Canadian Telecom companies fight back to win the PR war and to block Verizon's entry into Canada.

BCE presentation arguing against subsidized entry of US Wireless providers to Canada.

Rogers CEO Nadir Mohamed's comments on speculated Verizon's entry into Canada.

MritikCapital
MritikCapital - 1 year ago
Verizon not planning to enter Canada as it moves forward with VOD deal. Canada to go ahead with spectrum auction as planned in January 2014 with deposits due September 2013.

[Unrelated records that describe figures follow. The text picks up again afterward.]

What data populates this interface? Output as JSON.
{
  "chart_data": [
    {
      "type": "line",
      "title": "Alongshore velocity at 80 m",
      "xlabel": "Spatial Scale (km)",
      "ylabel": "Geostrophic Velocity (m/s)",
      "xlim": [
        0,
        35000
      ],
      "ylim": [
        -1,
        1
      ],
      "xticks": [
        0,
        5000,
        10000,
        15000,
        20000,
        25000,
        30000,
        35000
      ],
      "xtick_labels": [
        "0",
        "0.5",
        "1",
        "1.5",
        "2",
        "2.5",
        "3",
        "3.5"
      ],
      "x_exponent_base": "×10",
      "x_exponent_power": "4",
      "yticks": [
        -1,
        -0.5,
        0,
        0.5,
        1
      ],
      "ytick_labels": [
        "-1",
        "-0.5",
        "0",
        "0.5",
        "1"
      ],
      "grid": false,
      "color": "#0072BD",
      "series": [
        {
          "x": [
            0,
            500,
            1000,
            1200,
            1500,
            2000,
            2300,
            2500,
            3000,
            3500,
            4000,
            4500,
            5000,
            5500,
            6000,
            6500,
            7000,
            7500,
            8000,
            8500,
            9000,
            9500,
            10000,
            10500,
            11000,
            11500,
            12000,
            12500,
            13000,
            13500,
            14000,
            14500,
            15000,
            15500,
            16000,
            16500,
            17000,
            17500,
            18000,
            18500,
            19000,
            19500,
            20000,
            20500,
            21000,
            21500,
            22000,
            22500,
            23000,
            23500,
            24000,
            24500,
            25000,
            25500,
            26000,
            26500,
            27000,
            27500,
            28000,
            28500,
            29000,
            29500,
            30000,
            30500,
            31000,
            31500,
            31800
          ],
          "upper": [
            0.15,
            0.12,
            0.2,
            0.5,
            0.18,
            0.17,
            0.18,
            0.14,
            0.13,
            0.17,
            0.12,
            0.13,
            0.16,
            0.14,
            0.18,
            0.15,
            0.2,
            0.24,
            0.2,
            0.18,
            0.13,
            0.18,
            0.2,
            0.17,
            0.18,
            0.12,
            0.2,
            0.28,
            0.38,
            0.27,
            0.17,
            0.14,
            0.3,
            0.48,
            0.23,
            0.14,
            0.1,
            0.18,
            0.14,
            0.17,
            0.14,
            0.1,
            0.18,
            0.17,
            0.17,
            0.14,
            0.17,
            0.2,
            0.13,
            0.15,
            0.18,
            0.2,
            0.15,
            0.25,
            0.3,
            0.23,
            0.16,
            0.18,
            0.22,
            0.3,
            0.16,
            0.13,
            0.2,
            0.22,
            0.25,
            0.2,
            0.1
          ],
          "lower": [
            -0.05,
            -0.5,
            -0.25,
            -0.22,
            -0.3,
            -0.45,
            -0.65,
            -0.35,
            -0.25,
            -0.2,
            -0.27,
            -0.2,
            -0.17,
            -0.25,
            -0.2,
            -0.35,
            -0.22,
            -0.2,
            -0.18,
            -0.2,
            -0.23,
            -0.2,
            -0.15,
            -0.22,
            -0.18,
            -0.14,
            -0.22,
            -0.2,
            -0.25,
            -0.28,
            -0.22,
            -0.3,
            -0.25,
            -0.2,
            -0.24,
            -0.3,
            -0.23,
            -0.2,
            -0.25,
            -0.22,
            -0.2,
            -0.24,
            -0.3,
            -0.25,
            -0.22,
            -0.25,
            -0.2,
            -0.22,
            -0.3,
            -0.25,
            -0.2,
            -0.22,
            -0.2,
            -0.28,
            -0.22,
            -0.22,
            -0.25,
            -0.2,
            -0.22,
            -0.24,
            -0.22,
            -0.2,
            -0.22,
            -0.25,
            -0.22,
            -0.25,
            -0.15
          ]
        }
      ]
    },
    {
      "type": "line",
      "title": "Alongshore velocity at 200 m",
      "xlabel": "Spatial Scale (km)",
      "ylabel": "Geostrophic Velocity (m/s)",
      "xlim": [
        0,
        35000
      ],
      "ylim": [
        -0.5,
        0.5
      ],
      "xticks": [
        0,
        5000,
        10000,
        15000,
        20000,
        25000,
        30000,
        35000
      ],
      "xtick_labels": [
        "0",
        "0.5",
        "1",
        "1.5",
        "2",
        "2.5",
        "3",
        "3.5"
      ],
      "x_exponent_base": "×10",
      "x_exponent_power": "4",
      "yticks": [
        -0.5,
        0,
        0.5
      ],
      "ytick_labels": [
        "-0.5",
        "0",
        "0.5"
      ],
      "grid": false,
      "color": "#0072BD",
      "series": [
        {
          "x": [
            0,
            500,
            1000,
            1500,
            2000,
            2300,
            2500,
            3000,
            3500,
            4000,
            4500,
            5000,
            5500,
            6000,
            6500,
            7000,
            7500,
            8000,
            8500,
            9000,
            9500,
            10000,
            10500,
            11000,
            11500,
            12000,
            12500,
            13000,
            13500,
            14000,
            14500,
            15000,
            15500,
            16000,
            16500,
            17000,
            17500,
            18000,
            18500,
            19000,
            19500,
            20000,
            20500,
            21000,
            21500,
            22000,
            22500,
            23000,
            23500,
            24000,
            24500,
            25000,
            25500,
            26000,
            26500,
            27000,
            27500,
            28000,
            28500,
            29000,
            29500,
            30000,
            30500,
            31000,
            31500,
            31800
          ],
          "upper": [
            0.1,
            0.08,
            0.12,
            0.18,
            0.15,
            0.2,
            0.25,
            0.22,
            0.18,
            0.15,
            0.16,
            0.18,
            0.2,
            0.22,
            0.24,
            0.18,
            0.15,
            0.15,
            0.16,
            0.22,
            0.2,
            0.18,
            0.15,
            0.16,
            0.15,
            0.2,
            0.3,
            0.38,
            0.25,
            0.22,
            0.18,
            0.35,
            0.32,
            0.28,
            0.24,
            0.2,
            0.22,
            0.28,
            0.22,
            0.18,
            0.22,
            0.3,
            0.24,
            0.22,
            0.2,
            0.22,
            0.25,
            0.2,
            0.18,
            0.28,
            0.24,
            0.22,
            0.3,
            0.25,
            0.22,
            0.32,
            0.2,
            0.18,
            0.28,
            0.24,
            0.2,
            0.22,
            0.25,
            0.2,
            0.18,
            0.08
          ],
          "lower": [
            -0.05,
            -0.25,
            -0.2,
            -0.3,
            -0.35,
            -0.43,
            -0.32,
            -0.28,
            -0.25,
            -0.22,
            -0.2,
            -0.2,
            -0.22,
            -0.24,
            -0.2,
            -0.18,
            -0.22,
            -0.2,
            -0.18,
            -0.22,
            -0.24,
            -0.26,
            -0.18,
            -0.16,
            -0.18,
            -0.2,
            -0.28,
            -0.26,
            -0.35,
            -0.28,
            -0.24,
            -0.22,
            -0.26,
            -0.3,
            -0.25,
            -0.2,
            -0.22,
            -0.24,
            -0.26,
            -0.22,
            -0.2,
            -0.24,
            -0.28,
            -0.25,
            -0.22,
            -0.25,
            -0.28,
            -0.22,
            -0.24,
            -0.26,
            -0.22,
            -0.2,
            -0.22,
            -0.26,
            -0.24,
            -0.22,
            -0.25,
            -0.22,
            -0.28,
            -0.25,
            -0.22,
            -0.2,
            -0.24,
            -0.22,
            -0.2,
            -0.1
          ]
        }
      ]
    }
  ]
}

This re-iterates the moat that Canadian Telecom companies have and puts a question mark on the viability of 4th national wireless player in Canada. It is hard to justify the cost of adding the cost of another wireless network to Canadian market which has large geographical area and much less population compared to US or major European nations.

MritikCapital
MritikCapital - 1 year ago
Canadian 700MHz spectrum Jan 2014 auction deposit deadline closed on noon 17 Sep 2013. List of bidders to be released on 24 Sep 2013. With VZ not interested and AT&T likely not finding it economically viable, in addition to BCE, RCI, TU it seems that most likely additions may Norway's Telenor which has an interest in Wind Mobile and VOD in case they want to put the refundable deposit in and explore further. Due to the economic moat enjoyed by the big 3 incumbents the going will be very tough for any new entrant and will likely involve atleast 5 years of investments and losses before turning any profit assuming they can. Although there has been lot of uncertainty there has been very less risk for investors in RCI in my opinion.
MritikCapital
MritikCapital - 1 year ago
No major threat to Canadian Wireless Incumbents as per list of 15 companies that applied for 700 MHz spectrum Jan 2014 auction. There is likely going to be elevated regulatory risk and government interference in the sector until next Canadian election but the risks are more than priced into the current prices for RCI, BCE, TU.
MritikCapital
MritikCapital - 1 year ago
RCI reports 3Q2013 results.

Revenue Grew 2% to $3.2 Billion with Adjusted Operating Profit up 4%. Adjusted 3Q 2013 EPS $0.97 compared to $0.96 for 3Q 2012. Pretax Free CashFlow/Share for Q3 2013 was $1.21 up from $1.15 in 3Q 2012.

I was a bit surprised that there was not much of buyback activity although share price did dip to C$40 from July to September. I suspect they want to see how the Jan 2014 spectrum auction goes are thus being prudent.

RCI currently trading at Forward P/E of<12 assuming $3.7 2014 EPS.

This compares to CMCSA which trades for Forward P/E of 17, VZ which trades for Forward P/E of 14.